Avant de rendre dans la chambre de Castle comme prévue le médecin s'informe auprès du même infirmier.
- Comment ça s'est passé ?
- Très bien, il n'a absolument rien dit mais a fait ce qu'on lui demandait. Par contre il a refusé de manger son repas.
- Je vais voir ça. Préparez une seringue de sédatif et dites à un de vos collègues de venir avec vous. Vous resterez derrière la porte, je vais le détacher, s'il se montre violent vous intervenez immédiatement.
- Bien docteur.
Cinq minutes plus tard elle entre dans la chambre, les deux infirmiers à leur poste. Dans un premier temps elle va poser ce qu'elle tient sur la table puis s'approche du pied du lit où elle défait l'une des attache et la deuxième, libérant ainsi les chevilles de Castle qui l'observe en silence.
- Avant de vous libérer les poignets je vais vous expliquer ce que j'aimerai que vous fassiez.
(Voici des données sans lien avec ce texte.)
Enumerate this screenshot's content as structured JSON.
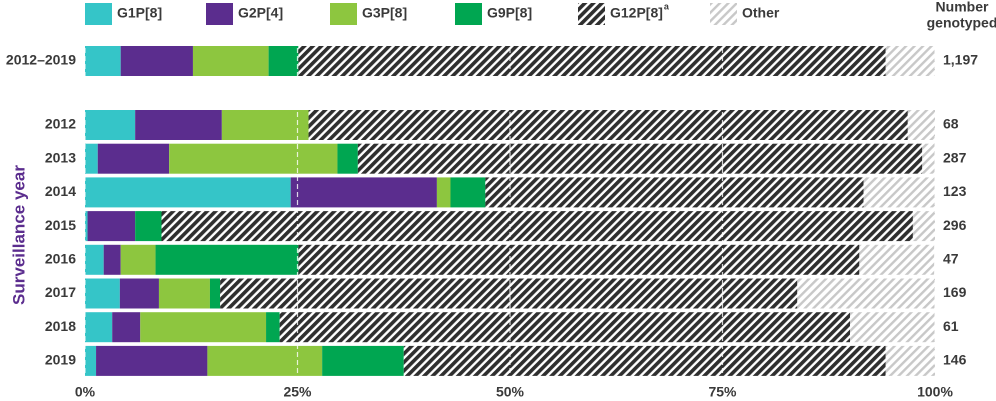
{
  "chart_data": {
    "type": "stacked-bar-horizontal",
    "y_label": "Surveillance year",
    "categories": [
      "2012–2019",
      "2012",
      "2013",
      "2014",
      "2015",
      "2016",
      "2017",
      "2018",
      "2019"
    ],
    "series": [
      {
        "name": "G1P[8]",
        "color": "#35c5c8",
        "values": [
          4.2,
          5.9,
          1.5,
          24.2,
          0.3,
          2.2,
          4.1,
          3.2,
          1.3
        ]
      },
      {
        "name": "G2P[4]",
        "color": "#5b2d8e",
        "values": [
          8.5,
          10.2,
          8.4,
          17.2,
          5.6,
          2.0,
          4.6,
          3.3,
          13.1
        ]
      },
      {
        "name": "G3P[8]",
        "color": "#8dc63f",
        "values": [
          8.9,
          10.2,
          19.8,
          1.6,
          0,
          4.1,
          6.0,
          14.8,
          13.5
        ]
      },
      {
        "name": "G9P[8]",
        "color": "#00a651",
        "values": [
          3.5,
          0,
          2.4,
          4.1,
          3.1,
          16.8,
          1.2,
          1.6,
          9.6
        ]
      },
      {
        "name": "G12P[8]",
        "marker": "a",
        "color": "#2f2f2f",
        "hatch": true,
        "values": [
          69.1,
          70.5,
          66.4,
          44.5,
          88.4,
          66.0,
          67.9,
          67.1,
          56.7
        ]
      },
      {
        "name": "Other",
        "color": "#c8c8c8",
        "hatch": true,
        "values": [
          5.8,
          3.2,
          1.5,
          8.4,
          2.6,
          8.8,
          16.2,
          10.0,
          5.8
        ]
      }
    ],
    "n_header": [
      "Number",
      "genotyped"
    ],
    "n": [
      {
        "value": 1197,
        "label": "1,197"
      },
      68,
      287,
      123,
      296,
      47,
      169,
      61,
      146
    ],
    "xlim": [
      0,
      100
    ],
    "xticks": [
      {
        "value": 0,
        "label": "0%"
      },
      {
        "value": 25,
        "label": "25%"
      },
      {
        "value": 50,
        "label": "50%"
      },
      {
        "value": 75,
        "label": "75%"
      },
      {
        "value": 100,
        "label": "100%"
      }
    ],
    "grid": true
  }
}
J'ai apporté un bloc-notes et des crayons, c'est pour vous. Puisque vous ne me croyez pas et que vous êtes persuadé que nous avons monté cette machination, comme vous l'appelez, pour vous mette hors d'état de nuire, je vais vous laisser l'occasion ne me prouver que j'ai tort.
- Comment ?
- Vous allez écrire votre histoire avec Kendra. Comment vous l'avez rencontrée, ce que vous avez fait ensemble, décrire votre mariage, où vous avez été en lune de miel. Tout, je veux absolument tout savoir.
- D'accord, si ça peut me faire sortir d'ici plus vite, accepte Rick.
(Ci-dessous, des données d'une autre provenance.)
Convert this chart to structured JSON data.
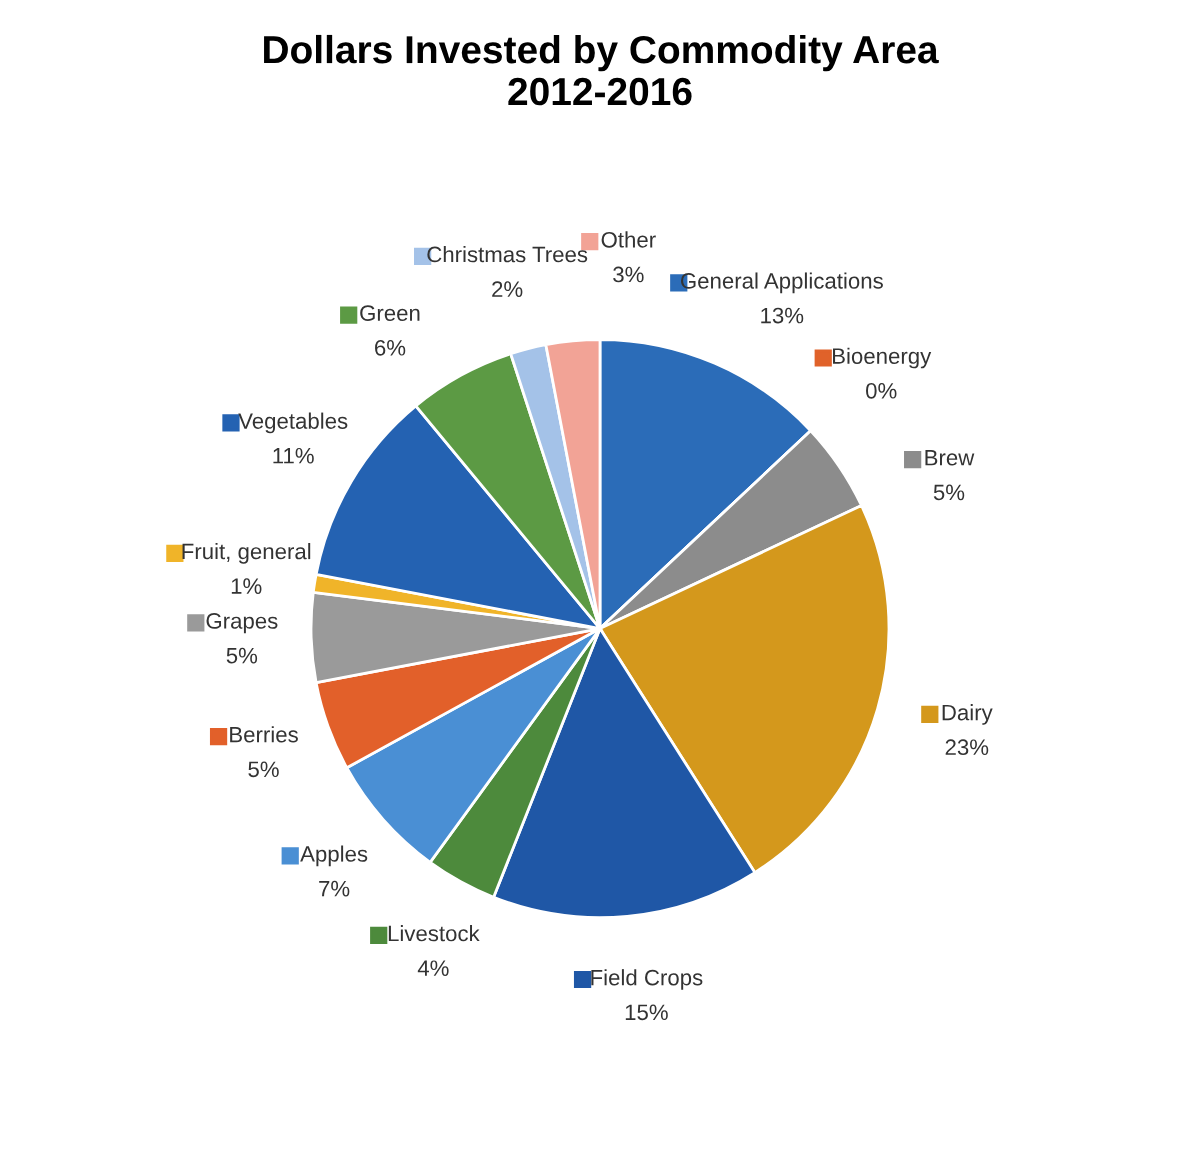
{
  "chart_data": {
    "type": "pie",
    "title": "Dollars Invested by Commodity Area\n2012-2016",
    "categories": [
      "General Applications",
      "Bioenergy",
      "Brew",
      "Dairy",
      "Field Crops",
      "Livestock",
      "Apples",
      "Berries",
      "Grapes",
      "Fruit, general",
      "Vegetables",
      "Green",
      "Christmas Trees",
      "Other"
    ],
    "values": [
      13,
      0,
      5,
      23,
      15,
      4,
      7,
      5,
      5,
      1,
      11,
      6,
      2,
      3
    ],
    "colors": [
      "#2b6cb8",
      "#e0622a",
      "#8c8c8c",
      "#d4981c",
      "#1f57a6",
      "#4d8a3c",
      "#4a8fd4",
      "#e2602a",
      "#9a9a9a",
      "#f0b429",
      "#2462b2",
      "#5c9a44",
      "#a4c2e8",
      "#f2a396"
    ],
    "value_labels": [
      "13%",
      "0%",
      "5%",
      "23%",
      "15%",
      "4%",
      "7%",
      "5%",
      "5%",
      "1%",
      "11%",
      "6%",
      "2%",
      "3%"
    ],
    "legend": "top left"
  }
}
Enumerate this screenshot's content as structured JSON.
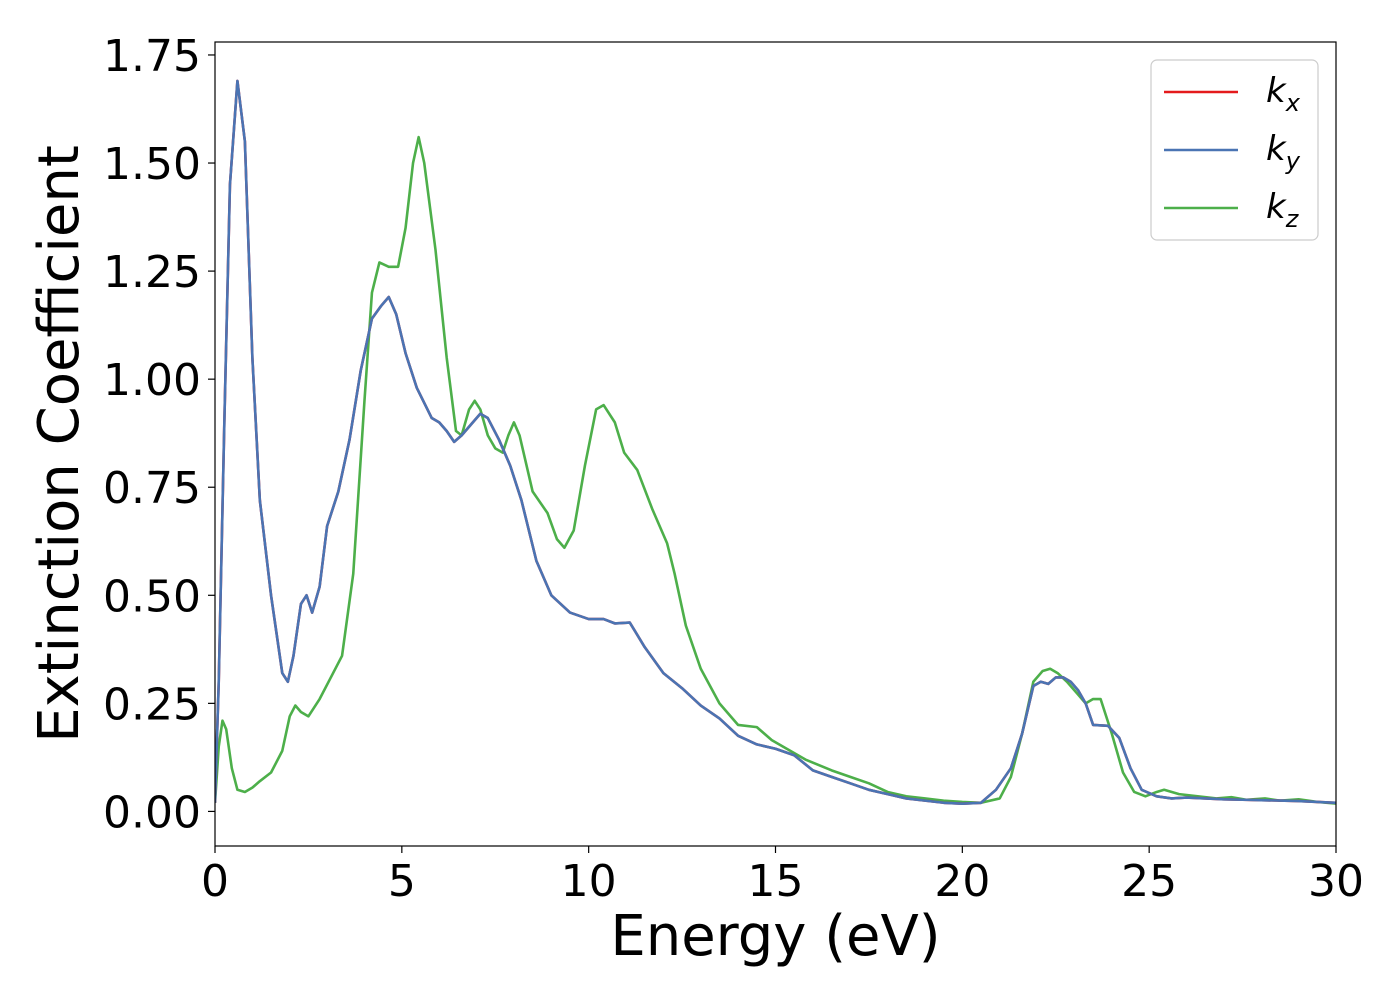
{
  "chart_data": {
    "type": "line",
    "title": "",
    "xlabel": "Energy (eV)",
    "ylabel": "Extinction Coefficient",
    "xlim": [
      0,
      30
    ],
    "ylim": [
      -0.08,
      1.78
    ],
    "xticks": [
      0,
      5,
      10,
      15,
      20,
      25,
      30
    ],
    "xtick_labels": [
      "0",
      "5",
      "10",
      "15",
      "20",
      "25",
      "30"
    ],
    "yticks": [
      0,
      0.25,
      0.5,
      0.75,
      1.0,
      1.25,
      1.5,
      1.75
    ],
    "ytick_labels": [
      "0.00",
      "0.25",
      "0.50",
      "0.75",
      "1.00",
      "1.25",
      "1.50",
      "1.75"
    ],
    "grid": false,
    "legend_position": "top-right",
    "series": [
      {
        "name": "k_x",
        "legend_main": "k",
        "legend_sub": "x",
        "color": "#e41a1c",
        "points": [
          [
            0,
            0.02
          ],
          [
            0.1,
            0.3
          ],
          [
            0.25,
            0.9
          ],
          [
            0.4,
            1.45
          ],
          [
            0.6,
            1.69
          ],
          [
            0.8,
            1.55
          ],
          [
            1.0,
            1.05
          ],
          [
            1.2,
            0.72
          ],
          [
            1.5,
            0.5
          ],
          [
            1.8,
            0.32
          ],
          [
            1.95,
            0.3
          ],
          [
            2.1,
            0.36
          ],
          [
            2.3,
            0.48
          ],
          [
            2.45,
            0.5
          ],
          [
            2.6,
            0.46
          ],
          [
            2.8,
            0.52
          ],
          [
            3.0,
            0.66
          ],
          [
            3.3,
            0.74
          ],
          [
            3.6,
            0.86
          ],
          [
            3.9,
            1.02
          ],
          [
            4.2,
            1.14
          ],
          [
            4.45,
            1.17
          ],
          [
            4.65,
            1.19
          ],
          [
            4.85,
            1.15
          ],
          [
            5.1,
            1.06
          ],
          [
            5.4,
            0.98
          ],
          [
            5.8,
            0.91
          ],
          [
            6.0,
            0.9
          ],
          [
            6.2,
            0.88
          ],
          [
            6.4,
            0.855
          ],
          [
            6.6,
            0.87
          ],
          [
            6.9,
            0.9
          ],
          [
            7.1,
            0.92
          ],
          [
            7.3,
            0.91
          ],
          [
            7.6,
            0.86
          ],
          [
            7.9,
            0.8
          ],
          [
            8.2,
            0.72
          ],
          [
            8.6,
            0.58
          ],
          [
            9.0,
            0.5
          ],
          [
            9.5,
            0.46
          ],
          [
            10.0,
            0.445
          ],
          [
            10.4,
            0.445
          ],
          [
            10.7,
            0.435
          ],
          [
            11.1,
            0.437
          ],
          [
            11.5,
            0.38
          ],
          [
            12.0,
            0.32
          ],
          [
            12.5,
            0.285
          ],
          [
            13.0,
            0.245
          ],
          [
            13.5,
            0.215
          ],
          [
            14.0,
            0.175
          ],
          [
            14.5,
            0.155
          ],
          [
            15.0,
            0.145
          ],
          [
            15.5,
            0.13
          ],
          [
            16.0,
            0.095
          ],
          [
            16.5,
            0.08
          ],
          [
            17.0,
            0.065
          ],
          [
            17.5,
            0.05
          ],
          [
            18.0,
            0.04
          ],
          [
            18.5,
            0.03
          ],
          [
            19.0,
            0.025
          ],
          [
            19.5,
            0.02
          ],
          [
            20.0,
            0.018
          ],
          [
            20.5,
            0.02
          ],
          [
            20.9,
            0.05
          ],
          [
            21.3,
            0.1
          ],
          [
            21.6,
            0.18
          ],
          [
            21.9,
            0.29
          ],
          [
            22.1,
            0.3
          ],
          [
            22.3,
            0.295
          ],
          [
            22.5,
            0.31
          ],
          [
            22.7,
            0.31
          ],
          [
            22.9,
            0.3
          ],
          [
            23.1,
            0.28
          ],
          [
            23.3,
            0.25
          ],
          [
            23.5,
            0.2
          ],
          [
            23.9,
            0.198
          ],
          [
            24.2,
            0.17
          ],
          [
            24.5,
            0.1
          ],
          [
            24.8,
            0.05
          ],
          [
            25.2,
            0.035
          ],
          [
            25.6,
            0.03
          ],
          [
            26.0,
            0.032
          ],
          [
            26.5,
            0.03
          ],
          [
            27.0,
            0.028
          ],
          [
            27.5,
            0.027
          ],
          [
            28.0,
            0.026
          ],
          [
            28.5,
            0.025
          ],
          [
            29.0,
            0.024
          ],
          [
            29.5,
            0.022
          ],
          [
            30.0,
            0.02
          ]
        ]
      },
      {
        "name": "k_y",
        "legend_main": "k",
        "legend_sub": "y",
        "color": "#4a74b3",
        "points": [
          [
            0,
            0.02
          ],
          [
            0.1,
            0.3
          ],
          [
            0.25,
            0.9
          ],
          [
            0.4,
            1.45
          ],
          [
            0.6,
            1.69
          ],
          [
            0.8,
            1.55
          ],
          [
            1.0,
            1.05
          ],
          [
            1.2,
            0.72
          ],
          [
            1.5,
            0.5
          ],
          [
            1.8,
            0.32
          ],
          [
            1.95,
            0.3
          ],
          [
            2.1,
            0.36
          ],
          [
            2.3,
            0.48
          ],
          [
            2.45,
            0.5
          ],
          [
            2.6,
            0.46
          ],
          [
            2.8,
            0.52
          ],
          [
            3.0,
            0.66
          ],
          [
            3.3,
            0.74
          ],
          [
            3.6,
            0.86
          ],
          [
            3.9,
            1.02
          ],
          [
            4.2,
            1.14
          ],
          [
            4.45,
            1.17
          ],
          [
            4.65,
            1.19
          ],
          [
            4.85,
            1.15
          ],
          [
            5.1,
            1.06
          ],
          [
            5.4,
            0.98
          ],
          [
            5.8,
            0.91
          ],
          [
            6.0,
            0.9
          ],
          [
            6.2,
            0.88
          ],
          [
            6.4,
            0.855
          ],
          [
            6.6,
            0.87
          ],
          [
            6.9,
            0.9
          ],
          [
            7.1,
            0.92
          ],
          [
            7.3,
            0.91
          ],
          [
            7.6,
            0.86
          ],
          [
            7.9,
            0.8
          ],
          [
            8.2,
            0.72
          ],
          [
            8.6,
            0.58
          ],
          [
            9.0,
            0.5
          ],
          [
            9.5,
            0.46
          ],
          [
            10.0,
            0.445
          ],
          [
            10.4,
            0.445
          ],
          [
            10.7,
            0.435
          ],
          [
            11.1,
            0.437
          ],
          [
            11.5,
            0.38
          ],
          [
            12.0,
            0.32
          ],
          [
            12.5,
            0.285
          ],
          [
            13.0,
            0.245
          ],
          [
            13.5,
            0.215
          ],
          [
            14.0,
            0.175
          ],
          [
            14.5,
            0.155
          ],
          [
            15.0,
            0.145
          ],
          [
            15.5,
            0.13
          ],
          [
            16.0,
            0.095
          ],
          [
            16.5,
            0.08
          ],
          [
            17.0,
            0.065
          ],
          [
            17.5,
            0.05
          ],
          [
            18.0,
            0.04
          ],
          [
            18.5,
            0.03
          ],
          [
            19.0,
            0.025
          ],
          [
            19.5,
            0.02
          ],
          [
            20.0,
            0.018
          ],
          [
            20.5,
            0.02
          ],
          [
            20.9,
            0.05
          ],
          [
            21.3,
            0.1
          ],
          [
            21.6,
            0.18
          ],
          [
            21.9,
            0.29
          ],
          [
            22.1,
            0.3
          ],
          [
            22.3,
            0.295
          ],
          [
            22.5,
            0.31
          ],
          [
            22.7,
            0.31
          ],
          [
            22.9,
            0.3
          ],
          [
            23.1,
            0.28
          ],
          [
            23.3,
            0.25
          ],
          [
            23.5,
            0.2
          ],
          [
            23.9,
            0.198
          ],
          [
            24.2,
            0.17
          ],
          [
            24.5,
            0.1
          ],
          [
            24.8,
            0.05
          ],
          [
            25.2,
            0.035
          ],
          [
            25.6,
            0.03
          ],
          [
            26.0,
            0.032
          ],
          [
            26.5,
            0.03
          ],
          [
            27.0,
            0.028
          ],
          [
            27.5,
            0.027
          ],
          [
            28.0,
            0.026
          ],
          [
            28.5,
            0.025
          ],
          [
            29.0,
            0.024
          ],
          [
            29.5,
            0.022
          ],
          [
            30.0,
            0.02
          ]
        ]
      },
      {
        "name": "k_z",
        "legend_main": "k",
        "legend_sub": "z",
        "color": "#4daf4a",
        "points": [
          [
            0,
            0.02
          ],
          [
            0.1,
            0.15
          ],
          [
            0.2,
            0.21
          ],
          [
            0.3,
            0.19
          ],
          [
            0.45,
            0.1
          ],
          [
            0.6,
            0.05
          ],
          [
            0.8,
            0.045
          ],
          [
            1.0,
            0.055
          ],
          [
            1.2,
            0.07
          ],
          [
            1.5,
            0.09
          ],
          [
            1.8,
            0.14
          ],
          [
            2.0,
            0.22
          ],
          [
            2.15,
            0.245
          ],
          [
            2.3,
            0.23
          ],
          [
            2.5,
            0.22
          ],
          [
            2.8,
            0.26
          ],
          [
            3.1,
            0.31
          ],
          [
            3.4,
            0.36
          ],
          [
            3.7,
            0.55
          ],
          [
            4.0,
            0.95
          ],
          [
            4.2,
            1.2
          ],
          [
            4.4,
            1.27
          ],
          [
            4.65,
            1.26
          ],
          [
            4.9,
            1.26
          ],
          [
            5.1,
            1.35
          ],
          [
            5.3,
            1.5
          ],
          [
            5.45,
            1.56
          ],
          [
            5.6,
            1.5
          ],
          [
            5.9,
            1.3
          ],
          [
            6.2,
            1.05
          ],
          [
            6.45,
            0.88
          ],
          [
            6.6,
            0.87
          ],
          [
            6.8,
            0.93
          ],
          [
            6.95,
            0.95
          ],
          [
            7.1,
            0.93
          ],
          [
            7.3,
            0.87
          ],
          [
            7.5,
            0.84
          ],
          [
            7.7,
            0.83
          ],
          [
            7.85,
            0.87
          ],
          [
            8.0,
            0.9
          ],
          [
            8.15,
            0.87
          ],
          [
            8.5,
            0.74
          ],
          [
            8.9,
            0.69
          ],
          [
            9.15,
            0.63
          ],
          [
            9.35,
            0.61
          ],
          [
            9.6,
            0.65
          ],
          [
            9.9,
            0.8
          ],
          [
            10.2,
            0.93
          ],
          [
            10.4,
            0.94
          ],
          [
            10.7,
            0.9
          ],
          [
            10.95,
            0.83
          ],
          [
            11.3,
            0.79
          ],
          [
            11.7,
            0.7
          ],
          [
            12.1,
            0.62
          ],
          [
            12.3,
            0.55
          ],
          [
            12.6,
            0.43
          ],
          [
            13.0,
            0.33
          ],
          [
            13.5,
            0.25
          ],
          [
            14.0,
            0.2
          ],
          [
            14.5,
            0.195
          ],
          [
            14.9,
            0.165
          ],
          [
            15.3,
            0.145
          ],
          [
            15.8,
            0.12
          ],
          [
            16.5,
            0.095
          ],
          [
            17.0,
            0.08
          ],
          [
            17.5,
            0.065
          ],
          [
            18.0,
            0.045
          ],
          [
            18.5,
            0.035
          ],
          [
            19.0,
            0.03
          ],
          [
            19.5,
            0.025
          ],
          [
            20.0,
            0.022
          ],
          [
            20.5,
            0.02
          ],
          [
            21.0,
            0.03
          ],
          [
            21.3,
            0.08
          ],
          [
            21.6,
            0.18
          ],
          [
            21.9,
            0.3
          ],
          [
            22.15,
            0.325
          ],
          [
            22.35,
            0.33
          ],
          [
            22.55,
            0.32
          ],
          [
            22.8,
            0.3
          ],
          [
            23.1,
            0.27
          ],
          [
            23.3,
            0.25
          ],
          [
            23.5,
            0.26
          ],
          [
            23.7,
            0.26
          ],
          [
            24.0,
            0.18
          ],
          [
            24.3,
            0.09
          ],
          [
            24.6,
            0.045
          ],
          [
            24.9,
            0.035
          ],
          [
            25.2,
            0.045
          ],
          [
            25.4,
            0.05
          ],
          [
            25.8,
            0.04
          ],
          [
            26.3,
            0.035
          ],
          [
            26.8,
            0.03
          ],
          [
            27.2,
            0.033
          ],
          [
            27.6,
            0.027
          ],
          [
            28.1,
            0.03
          ],
          [
            28.5,
            0.025
          ],
          [
            29.0,
            0.028
          ],
          [
            29.5,
            0.022
          ],
          [
            30.0,
            0.018
          ]
        ]
      }
    ]
  }
}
- Bien, et il faut que vous mangiez, ce n'est pas en vous laissant mourir de faim que vous obtiendrez gain de cause.
- C'est bon je mangerai. Vous verrez Surya en me lisant vous comprendrez que vous vous êtes faite avoir. Seulement il me faudra plus d'un bloc, ça risque d'être long.
- Vous n'aurez qu'à en demander au personnel soignant et vous les aurez. Dit-elle en lui détachant le poignet droit. Et comment va votre épaule ? Demande-t-elle en libérant l'autre.
- Ça va, l'infirmier a dit que ça cicatrisait bien.
- Vous avez mal ?
- Non, pas vraiment, j'ai juste l'épaule comme engourdie.
- Je dirai au kiné de passer vous voir. Je vous laisse maintenant, je reviendrai vous voir demain sauf, bien évidemment, si vous voulez me parler.
- Je ne pense pas dit-il en se levant et en se dirigeant vers la table. Il faut que je couche la vérité sur papier.
Mercredi 20 juin, 16h28.
Beckett arrive à l'heure à son rendez-vous et le Dr Burke l'a fait entrer directement dans son bureau. Kate répond machinalement et va s'installer sur le canapé. Le psychiatre n'a pas le temps de lui poser la moindre question qu'elle s'effondre, en larmes.